What follows is one of the first training montage's in cinema history, as Travis works out in his small room, manufactures a spring-loaded concealed arm holster, and shoots on the firing range. The sequence shows his obsession, perhaps, but it also signals masculine purification, and foreshadows action sequences to come. Travis shortly thereafter shoots a black convenience store robber, in the kind of white-guy-foils-urban-crime scene that was already a cliché in 1976 (Dirty Harry came out in 1971.) The shoot out at the film's end shows Travis using all his skills, guns, and specialized weaponry in a ballet of competence and catharsis. The sequence is filmed like a wild west shoot out, complete with one of the villains being blasted backwards through a door. Travis may be odd and unpleasant, but like Rorschach he's also dangerous and deadly in ways familiar to movie fans. Whatever Scorsese's intention, that makes him cool.
Scorsese seems to have convinced himself that Travis is cool by the end of the movie as well. The taxi driver is treated by the press as a hero, and—more tellingly—Travis does actually save Iris. Her parents come find her, and take her back to school. In real life, kids who run away from home generally have very good reasons for doing so; Iris tells Travis at one point that her family doesn't love her, and she'd be in a position to know. But the film offers no hint that Iris might be returning, not to middle-class safety, but to abuse and neglect. She is a damsel-in-distress to be rescued through ultraviolence; that's the narrative default, and Scorsese sticks to it.
Travis is so redeemed that even Betsy reconciles with him. She happens to get into his cab while going home one night. You'd think that if you found out your stalker had killed multiple people, you'd run as soon as you saw him. But instead (as per action genre rules) she treats his capacity for violence as validating. The two talk briefly, she is complimentary and a little wistful. When she gets out of the cab he gallantly refuses to let her pay, shifting him subtly from dangerous stalker misogynist to stoic, rueful, but sympathetic spurned lover.

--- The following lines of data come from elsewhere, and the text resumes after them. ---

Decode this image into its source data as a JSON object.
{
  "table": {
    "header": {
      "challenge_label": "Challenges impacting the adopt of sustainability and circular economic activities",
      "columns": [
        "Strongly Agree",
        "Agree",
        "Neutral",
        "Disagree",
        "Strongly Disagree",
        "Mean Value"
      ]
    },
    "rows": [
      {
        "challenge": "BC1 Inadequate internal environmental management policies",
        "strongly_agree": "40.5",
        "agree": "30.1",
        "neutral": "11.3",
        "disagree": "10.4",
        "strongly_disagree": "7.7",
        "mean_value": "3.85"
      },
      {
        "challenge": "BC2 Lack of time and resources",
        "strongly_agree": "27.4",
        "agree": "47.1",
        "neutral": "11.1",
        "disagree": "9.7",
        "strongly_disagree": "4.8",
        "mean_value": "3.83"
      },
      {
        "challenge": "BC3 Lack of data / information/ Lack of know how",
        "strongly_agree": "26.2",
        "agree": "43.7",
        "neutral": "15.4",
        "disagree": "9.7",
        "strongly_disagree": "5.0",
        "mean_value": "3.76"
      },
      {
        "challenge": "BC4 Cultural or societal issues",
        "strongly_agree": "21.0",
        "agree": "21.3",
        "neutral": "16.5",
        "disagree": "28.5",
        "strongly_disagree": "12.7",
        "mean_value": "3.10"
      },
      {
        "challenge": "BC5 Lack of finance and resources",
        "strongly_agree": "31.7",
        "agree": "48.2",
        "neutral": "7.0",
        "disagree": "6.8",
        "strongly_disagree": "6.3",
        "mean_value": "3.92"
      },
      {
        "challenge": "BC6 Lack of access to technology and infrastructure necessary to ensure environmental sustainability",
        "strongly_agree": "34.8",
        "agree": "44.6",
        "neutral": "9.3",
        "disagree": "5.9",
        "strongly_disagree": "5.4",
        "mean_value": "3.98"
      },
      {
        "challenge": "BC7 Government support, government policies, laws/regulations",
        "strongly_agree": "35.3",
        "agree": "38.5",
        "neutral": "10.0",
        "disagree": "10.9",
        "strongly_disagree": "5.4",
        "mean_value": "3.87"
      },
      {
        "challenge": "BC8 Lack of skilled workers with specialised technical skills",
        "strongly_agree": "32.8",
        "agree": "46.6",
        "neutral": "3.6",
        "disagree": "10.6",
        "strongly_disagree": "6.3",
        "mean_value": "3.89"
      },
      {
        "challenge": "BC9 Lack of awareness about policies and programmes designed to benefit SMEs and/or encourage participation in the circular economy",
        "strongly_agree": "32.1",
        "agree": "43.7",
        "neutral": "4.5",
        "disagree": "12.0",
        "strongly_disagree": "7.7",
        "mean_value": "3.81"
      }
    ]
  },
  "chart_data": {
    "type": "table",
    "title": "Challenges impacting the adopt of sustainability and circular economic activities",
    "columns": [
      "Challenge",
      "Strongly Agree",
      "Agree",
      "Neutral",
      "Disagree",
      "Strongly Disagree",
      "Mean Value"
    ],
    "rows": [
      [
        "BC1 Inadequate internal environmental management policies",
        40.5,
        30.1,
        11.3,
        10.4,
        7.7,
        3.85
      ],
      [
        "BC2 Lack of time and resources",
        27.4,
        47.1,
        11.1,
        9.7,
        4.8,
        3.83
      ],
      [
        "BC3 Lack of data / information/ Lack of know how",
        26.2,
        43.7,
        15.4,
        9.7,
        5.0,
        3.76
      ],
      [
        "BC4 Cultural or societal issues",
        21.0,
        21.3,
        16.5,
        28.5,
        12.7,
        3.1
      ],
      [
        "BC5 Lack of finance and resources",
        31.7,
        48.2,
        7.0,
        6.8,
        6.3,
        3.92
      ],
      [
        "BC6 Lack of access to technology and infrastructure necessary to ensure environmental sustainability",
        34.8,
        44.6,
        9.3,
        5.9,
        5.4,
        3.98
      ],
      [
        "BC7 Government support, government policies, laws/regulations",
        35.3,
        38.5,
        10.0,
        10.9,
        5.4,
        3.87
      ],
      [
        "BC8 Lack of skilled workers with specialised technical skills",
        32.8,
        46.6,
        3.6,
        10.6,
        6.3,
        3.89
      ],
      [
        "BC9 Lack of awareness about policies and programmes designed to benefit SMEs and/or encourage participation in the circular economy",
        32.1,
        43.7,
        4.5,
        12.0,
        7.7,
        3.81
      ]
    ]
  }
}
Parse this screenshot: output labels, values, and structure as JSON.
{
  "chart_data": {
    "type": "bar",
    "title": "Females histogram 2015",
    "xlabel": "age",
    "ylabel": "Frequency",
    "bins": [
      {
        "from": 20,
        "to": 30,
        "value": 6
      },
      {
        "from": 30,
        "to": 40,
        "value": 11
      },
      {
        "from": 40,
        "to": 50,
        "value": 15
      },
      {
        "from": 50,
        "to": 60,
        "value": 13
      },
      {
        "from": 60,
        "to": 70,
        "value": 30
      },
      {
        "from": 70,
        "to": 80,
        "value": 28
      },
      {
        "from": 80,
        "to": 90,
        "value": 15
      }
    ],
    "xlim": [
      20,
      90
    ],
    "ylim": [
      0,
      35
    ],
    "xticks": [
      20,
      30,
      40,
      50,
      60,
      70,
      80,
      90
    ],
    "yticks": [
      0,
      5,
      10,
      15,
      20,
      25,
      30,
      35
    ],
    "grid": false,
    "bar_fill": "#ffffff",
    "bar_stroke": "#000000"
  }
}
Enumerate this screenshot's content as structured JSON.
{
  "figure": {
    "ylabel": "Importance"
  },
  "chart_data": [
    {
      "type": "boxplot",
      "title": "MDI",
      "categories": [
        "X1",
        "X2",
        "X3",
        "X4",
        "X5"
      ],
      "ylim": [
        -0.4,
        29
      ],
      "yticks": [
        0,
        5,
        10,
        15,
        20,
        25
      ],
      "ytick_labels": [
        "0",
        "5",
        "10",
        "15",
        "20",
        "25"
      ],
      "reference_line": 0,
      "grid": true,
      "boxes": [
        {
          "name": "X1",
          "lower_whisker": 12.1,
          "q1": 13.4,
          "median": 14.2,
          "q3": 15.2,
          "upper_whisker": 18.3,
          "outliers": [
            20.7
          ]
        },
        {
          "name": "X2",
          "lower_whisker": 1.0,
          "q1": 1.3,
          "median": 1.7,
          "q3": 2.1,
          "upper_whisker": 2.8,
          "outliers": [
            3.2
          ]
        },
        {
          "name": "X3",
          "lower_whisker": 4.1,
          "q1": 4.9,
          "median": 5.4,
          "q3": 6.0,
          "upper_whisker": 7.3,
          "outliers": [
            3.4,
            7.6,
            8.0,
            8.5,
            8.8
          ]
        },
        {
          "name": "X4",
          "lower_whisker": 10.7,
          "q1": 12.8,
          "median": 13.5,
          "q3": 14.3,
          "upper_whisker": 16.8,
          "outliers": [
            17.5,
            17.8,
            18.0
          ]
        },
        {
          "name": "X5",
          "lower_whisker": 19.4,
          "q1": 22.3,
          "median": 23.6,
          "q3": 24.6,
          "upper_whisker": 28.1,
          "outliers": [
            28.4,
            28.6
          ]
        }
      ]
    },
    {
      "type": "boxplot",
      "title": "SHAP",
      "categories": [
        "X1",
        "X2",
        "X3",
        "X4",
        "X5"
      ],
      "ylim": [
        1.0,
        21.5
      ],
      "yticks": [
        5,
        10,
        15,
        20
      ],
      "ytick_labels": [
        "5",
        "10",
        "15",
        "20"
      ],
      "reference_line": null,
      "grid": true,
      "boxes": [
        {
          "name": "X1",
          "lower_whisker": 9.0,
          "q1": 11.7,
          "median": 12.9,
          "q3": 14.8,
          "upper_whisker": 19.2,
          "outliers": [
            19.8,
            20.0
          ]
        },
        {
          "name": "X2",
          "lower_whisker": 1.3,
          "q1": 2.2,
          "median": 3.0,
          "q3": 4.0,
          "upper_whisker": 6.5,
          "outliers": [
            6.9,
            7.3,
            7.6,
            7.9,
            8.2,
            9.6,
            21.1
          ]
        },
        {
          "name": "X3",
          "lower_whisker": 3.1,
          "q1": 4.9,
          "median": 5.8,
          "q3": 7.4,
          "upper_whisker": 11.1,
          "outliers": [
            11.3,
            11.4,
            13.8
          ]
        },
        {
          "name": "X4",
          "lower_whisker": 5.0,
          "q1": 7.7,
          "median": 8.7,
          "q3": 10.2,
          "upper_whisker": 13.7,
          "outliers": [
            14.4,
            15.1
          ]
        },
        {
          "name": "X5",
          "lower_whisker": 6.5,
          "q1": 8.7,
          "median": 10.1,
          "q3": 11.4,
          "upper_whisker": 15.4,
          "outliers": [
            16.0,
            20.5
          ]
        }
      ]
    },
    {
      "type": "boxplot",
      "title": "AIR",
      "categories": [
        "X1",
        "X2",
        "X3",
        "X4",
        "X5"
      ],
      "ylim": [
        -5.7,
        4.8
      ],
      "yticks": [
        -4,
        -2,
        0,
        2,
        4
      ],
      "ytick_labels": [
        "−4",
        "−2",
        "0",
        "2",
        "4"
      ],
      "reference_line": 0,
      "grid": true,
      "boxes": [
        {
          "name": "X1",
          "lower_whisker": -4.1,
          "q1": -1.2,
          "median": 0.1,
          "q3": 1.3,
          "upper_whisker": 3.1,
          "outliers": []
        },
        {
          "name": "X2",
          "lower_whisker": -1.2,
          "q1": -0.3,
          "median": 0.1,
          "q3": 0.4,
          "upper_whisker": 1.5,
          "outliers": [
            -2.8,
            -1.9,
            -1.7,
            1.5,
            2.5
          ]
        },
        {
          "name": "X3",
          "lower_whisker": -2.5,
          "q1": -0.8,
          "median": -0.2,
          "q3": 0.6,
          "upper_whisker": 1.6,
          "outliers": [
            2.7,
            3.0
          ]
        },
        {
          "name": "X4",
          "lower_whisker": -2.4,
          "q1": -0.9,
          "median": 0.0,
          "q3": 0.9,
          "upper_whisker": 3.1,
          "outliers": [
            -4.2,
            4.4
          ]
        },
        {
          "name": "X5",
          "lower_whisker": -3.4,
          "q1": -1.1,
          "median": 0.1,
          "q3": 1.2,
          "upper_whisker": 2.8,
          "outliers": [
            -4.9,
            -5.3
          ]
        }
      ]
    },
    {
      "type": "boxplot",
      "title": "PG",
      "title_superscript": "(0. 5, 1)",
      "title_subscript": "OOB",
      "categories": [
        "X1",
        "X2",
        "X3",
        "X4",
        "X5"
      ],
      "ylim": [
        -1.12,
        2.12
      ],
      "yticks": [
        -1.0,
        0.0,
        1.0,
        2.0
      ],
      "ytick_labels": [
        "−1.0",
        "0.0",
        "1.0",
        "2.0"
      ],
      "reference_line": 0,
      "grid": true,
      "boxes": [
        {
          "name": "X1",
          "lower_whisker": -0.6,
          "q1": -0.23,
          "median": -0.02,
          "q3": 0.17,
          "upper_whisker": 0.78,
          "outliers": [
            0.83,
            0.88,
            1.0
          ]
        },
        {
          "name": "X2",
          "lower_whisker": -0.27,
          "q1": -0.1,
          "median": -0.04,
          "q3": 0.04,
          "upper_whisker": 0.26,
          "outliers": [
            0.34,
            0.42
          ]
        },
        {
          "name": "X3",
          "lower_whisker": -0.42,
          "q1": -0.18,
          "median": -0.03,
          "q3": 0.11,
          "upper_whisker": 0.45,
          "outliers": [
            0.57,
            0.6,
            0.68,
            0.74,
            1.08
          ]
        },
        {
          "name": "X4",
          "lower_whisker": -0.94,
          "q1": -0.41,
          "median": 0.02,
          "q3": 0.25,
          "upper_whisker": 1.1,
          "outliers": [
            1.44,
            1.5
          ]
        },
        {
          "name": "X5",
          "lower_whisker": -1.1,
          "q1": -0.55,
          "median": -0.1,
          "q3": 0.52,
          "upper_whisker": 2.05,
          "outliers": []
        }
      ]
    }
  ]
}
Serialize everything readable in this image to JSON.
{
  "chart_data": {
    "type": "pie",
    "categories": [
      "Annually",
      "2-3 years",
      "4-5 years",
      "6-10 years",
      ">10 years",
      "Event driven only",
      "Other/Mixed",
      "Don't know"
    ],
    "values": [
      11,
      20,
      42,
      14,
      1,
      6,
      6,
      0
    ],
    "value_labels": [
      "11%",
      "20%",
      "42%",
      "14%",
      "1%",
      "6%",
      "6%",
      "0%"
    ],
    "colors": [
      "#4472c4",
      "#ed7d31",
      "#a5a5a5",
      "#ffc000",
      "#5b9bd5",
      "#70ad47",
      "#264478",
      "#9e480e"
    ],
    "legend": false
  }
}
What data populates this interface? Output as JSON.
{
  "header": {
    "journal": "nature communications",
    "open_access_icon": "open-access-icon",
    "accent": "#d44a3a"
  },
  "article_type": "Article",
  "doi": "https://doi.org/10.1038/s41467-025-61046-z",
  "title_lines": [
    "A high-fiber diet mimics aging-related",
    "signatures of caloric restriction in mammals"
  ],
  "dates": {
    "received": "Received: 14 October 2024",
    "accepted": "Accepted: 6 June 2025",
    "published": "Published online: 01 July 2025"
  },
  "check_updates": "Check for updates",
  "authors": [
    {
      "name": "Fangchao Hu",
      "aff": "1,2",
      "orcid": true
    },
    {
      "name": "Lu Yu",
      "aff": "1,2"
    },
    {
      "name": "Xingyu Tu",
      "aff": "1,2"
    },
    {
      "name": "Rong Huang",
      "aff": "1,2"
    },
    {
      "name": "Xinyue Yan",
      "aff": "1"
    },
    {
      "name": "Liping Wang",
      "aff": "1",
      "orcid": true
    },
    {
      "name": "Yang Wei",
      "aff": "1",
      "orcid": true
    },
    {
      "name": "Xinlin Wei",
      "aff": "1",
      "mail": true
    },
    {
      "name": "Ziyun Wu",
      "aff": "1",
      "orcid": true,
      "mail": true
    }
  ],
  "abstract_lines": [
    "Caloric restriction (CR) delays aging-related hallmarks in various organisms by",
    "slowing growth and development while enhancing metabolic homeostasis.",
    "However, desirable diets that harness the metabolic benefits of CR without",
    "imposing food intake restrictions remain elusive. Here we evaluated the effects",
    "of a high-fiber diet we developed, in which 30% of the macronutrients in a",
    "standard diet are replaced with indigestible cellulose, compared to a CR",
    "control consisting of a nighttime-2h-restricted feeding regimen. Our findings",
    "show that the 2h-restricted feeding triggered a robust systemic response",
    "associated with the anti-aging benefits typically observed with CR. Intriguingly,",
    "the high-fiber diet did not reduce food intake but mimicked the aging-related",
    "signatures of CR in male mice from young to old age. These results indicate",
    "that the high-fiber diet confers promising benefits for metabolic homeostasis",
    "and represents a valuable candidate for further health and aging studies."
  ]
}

One possible message of Taxi Driver is the one Alan Moore intended as the message of Rorschach: our brutal antiheroes are terrible people, and our love of them shows a basic moral failure in our culture. But you could also read Taxi Driver as telling us something more congruent with genre pleasures. Travis Bickle, as a hero, shows us not that our model of heroism is flawed, but rather that heroes are difficult complicated people, and that the line between hero and villain is thin and sharp as a knife-edge. Travis could have been a monster, but instead, mostly from sheer luck, he ended up turning his powers to good, like Dirty Harry or Batman.
In this sense, Watchmen, and the execrableThe Joker aren't misreading Taxi Driver. They're faithfully following through on Scorsese's blueprint. All offer a critique of heroic vigilante violence which makes that violence nastier, more grimily realistic, and therefore awesomer.
Scorsese recently lambasted MCU films. He argued for a "cinema of human beings trying to convey emotional, psychological experiences to another human being." The irony is that Taxi Driver conveys the same emotional psychological experience as a lot of MCU films: specifically, the experience of a beaten down, unsavory schlub who achieves empowerment through sexualized rescue fantasies and an orgy of violence. The MCU hasn't abandoned cinema as Taxi Driver meant it to be. On the contrary, if stunted, violent boy-men rule our cineplexes, it's at least in part Scorsese's fault.